Bioequivalence and Bioavailability Forum

Hi all,

am at a crossroads here:
A 2-stage parallel study could be based on the normal linear model
ln(y)=T_i+S_j+e

where T_i is the fixed treatment effect for the i'th treatment (simplest form just two levels) and S_j is the fixed stage effect for the j'th stage (two levels).
If we fit this model then we will not have the opportunity to assume unequal variances between treatments.

I am thinking we could perhaps work with a model like
ln(y)=T_i+S_j+e_i

where the errors are specific to the i'th treament, that is:
e₁~N(0, s₁)
e₂~N(0, s₂)
We could still calculate sums of squares etc.

I have no idea if this makes sense, and if it does, then I have no idea how to fit it. I assume this would hafta go via a mixed model with the two sigmas squared on the diagonal.
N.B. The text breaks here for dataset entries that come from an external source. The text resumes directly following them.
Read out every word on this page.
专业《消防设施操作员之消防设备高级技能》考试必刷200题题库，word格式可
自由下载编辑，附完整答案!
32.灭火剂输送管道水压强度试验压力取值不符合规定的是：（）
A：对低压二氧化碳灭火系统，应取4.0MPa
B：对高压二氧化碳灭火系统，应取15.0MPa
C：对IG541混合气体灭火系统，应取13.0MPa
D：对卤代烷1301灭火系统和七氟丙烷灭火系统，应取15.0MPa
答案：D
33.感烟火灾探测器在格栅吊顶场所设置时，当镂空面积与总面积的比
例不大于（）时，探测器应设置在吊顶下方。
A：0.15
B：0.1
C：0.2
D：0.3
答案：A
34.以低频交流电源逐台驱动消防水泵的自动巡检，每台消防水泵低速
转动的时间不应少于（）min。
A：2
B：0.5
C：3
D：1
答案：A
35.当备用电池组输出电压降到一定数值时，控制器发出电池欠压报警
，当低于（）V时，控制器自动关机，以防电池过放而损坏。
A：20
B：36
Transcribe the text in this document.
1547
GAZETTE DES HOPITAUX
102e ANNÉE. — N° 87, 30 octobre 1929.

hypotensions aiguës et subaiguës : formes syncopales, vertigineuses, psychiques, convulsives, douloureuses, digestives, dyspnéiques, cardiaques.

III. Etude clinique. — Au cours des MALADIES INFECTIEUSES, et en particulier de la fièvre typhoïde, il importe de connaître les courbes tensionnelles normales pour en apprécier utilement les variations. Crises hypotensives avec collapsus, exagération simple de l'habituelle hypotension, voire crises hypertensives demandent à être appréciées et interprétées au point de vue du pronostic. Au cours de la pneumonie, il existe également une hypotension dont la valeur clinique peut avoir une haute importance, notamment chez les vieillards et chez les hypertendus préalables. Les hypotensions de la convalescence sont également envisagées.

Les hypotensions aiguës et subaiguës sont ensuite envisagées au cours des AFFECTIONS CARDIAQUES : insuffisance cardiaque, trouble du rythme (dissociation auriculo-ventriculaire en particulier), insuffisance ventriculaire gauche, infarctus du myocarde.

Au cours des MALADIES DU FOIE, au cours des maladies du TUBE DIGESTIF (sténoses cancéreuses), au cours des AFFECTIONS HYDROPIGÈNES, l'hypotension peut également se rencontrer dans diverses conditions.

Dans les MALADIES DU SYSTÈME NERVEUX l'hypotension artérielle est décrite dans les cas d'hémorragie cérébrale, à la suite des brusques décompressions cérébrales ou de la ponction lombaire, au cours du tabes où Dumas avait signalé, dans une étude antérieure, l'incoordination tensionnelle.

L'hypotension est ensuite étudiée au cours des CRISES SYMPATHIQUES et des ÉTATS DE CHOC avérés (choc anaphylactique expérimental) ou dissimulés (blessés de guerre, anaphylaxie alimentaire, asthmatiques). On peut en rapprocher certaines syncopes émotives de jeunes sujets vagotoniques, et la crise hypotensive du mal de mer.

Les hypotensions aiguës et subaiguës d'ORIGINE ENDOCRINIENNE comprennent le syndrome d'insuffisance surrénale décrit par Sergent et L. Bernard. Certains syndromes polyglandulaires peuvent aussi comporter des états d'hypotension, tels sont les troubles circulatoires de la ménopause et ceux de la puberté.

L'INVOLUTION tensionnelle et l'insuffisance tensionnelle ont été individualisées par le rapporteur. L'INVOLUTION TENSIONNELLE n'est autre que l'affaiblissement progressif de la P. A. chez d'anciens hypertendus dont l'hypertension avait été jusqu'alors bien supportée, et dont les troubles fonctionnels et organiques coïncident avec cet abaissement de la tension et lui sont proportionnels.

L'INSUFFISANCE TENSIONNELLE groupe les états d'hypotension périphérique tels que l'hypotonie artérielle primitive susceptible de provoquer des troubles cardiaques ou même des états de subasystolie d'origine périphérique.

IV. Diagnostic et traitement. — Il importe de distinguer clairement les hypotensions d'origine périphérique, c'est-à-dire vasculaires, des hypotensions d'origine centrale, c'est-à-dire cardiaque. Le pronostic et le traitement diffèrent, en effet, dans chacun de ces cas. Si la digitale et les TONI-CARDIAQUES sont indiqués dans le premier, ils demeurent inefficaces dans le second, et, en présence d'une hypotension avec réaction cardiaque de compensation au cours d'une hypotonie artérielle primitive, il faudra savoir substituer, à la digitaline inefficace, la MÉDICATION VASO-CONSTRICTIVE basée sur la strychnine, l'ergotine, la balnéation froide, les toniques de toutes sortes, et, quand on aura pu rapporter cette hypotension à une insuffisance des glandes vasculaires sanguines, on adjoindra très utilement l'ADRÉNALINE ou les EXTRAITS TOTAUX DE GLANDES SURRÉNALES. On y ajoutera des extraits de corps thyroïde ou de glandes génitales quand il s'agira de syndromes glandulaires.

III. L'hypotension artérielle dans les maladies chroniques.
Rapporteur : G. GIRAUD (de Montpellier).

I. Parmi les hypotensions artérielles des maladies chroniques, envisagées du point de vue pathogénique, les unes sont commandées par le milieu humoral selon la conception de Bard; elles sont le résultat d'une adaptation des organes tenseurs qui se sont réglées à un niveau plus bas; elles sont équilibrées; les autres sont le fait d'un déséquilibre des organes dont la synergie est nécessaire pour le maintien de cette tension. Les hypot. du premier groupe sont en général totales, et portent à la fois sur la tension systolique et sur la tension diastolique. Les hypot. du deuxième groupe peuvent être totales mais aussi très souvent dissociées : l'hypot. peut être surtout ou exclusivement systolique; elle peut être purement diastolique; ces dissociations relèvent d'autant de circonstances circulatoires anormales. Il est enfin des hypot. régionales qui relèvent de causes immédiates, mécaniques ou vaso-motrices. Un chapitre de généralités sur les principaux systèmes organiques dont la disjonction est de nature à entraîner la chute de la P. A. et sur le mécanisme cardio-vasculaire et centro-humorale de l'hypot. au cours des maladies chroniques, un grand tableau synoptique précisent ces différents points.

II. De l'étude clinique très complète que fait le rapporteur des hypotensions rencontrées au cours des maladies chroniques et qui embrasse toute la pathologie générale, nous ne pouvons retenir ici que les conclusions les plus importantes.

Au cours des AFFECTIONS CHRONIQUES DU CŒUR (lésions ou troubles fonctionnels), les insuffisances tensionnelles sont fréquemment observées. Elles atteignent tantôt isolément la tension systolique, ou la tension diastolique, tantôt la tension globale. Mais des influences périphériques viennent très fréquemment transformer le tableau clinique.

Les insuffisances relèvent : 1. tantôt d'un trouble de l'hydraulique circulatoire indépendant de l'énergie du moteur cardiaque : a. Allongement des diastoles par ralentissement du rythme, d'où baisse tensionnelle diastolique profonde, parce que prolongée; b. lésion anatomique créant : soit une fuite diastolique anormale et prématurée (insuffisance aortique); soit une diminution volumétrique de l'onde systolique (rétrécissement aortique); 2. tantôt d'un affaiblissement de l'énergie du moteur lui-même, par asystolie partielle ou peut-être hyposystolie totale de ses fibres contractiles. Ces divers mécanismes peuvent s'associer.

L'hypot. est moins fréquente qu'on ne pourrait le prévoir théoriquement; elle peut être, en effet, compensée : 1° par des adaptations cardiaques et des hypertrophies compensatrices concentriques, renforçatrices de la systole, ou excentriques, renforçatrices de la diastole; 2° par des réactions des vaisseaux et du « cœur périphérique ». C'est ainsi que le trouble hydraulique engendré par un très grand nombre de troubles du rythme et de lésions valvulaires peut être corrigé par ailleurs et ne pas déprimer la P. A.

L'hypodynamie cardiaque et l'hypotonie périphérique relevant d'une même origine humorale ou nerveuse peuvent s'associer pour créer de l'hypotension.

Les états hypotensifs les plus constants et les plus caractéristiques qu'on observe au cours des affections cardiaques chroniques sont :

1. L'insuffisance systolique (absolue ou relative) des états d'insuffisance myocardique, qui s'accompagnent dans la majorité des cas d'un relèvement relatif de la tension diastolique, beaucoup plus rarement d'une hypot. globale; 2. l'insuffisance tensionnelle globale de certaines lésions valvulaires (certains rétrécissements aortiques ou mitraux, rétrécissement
Someone please slap me with a baseball bat.

So... in light of the possible regulatory preference for unequal variances between treatments and the limitations of the normal linear model, what would be your choice?

Also, for a normal linear model approach I don't think I will consider the stage x treatment interaction, although it does grab a degree of freedom and reduces the residual. Any one having hot feelings for this interaction?

Many thanks for all ideas you may have.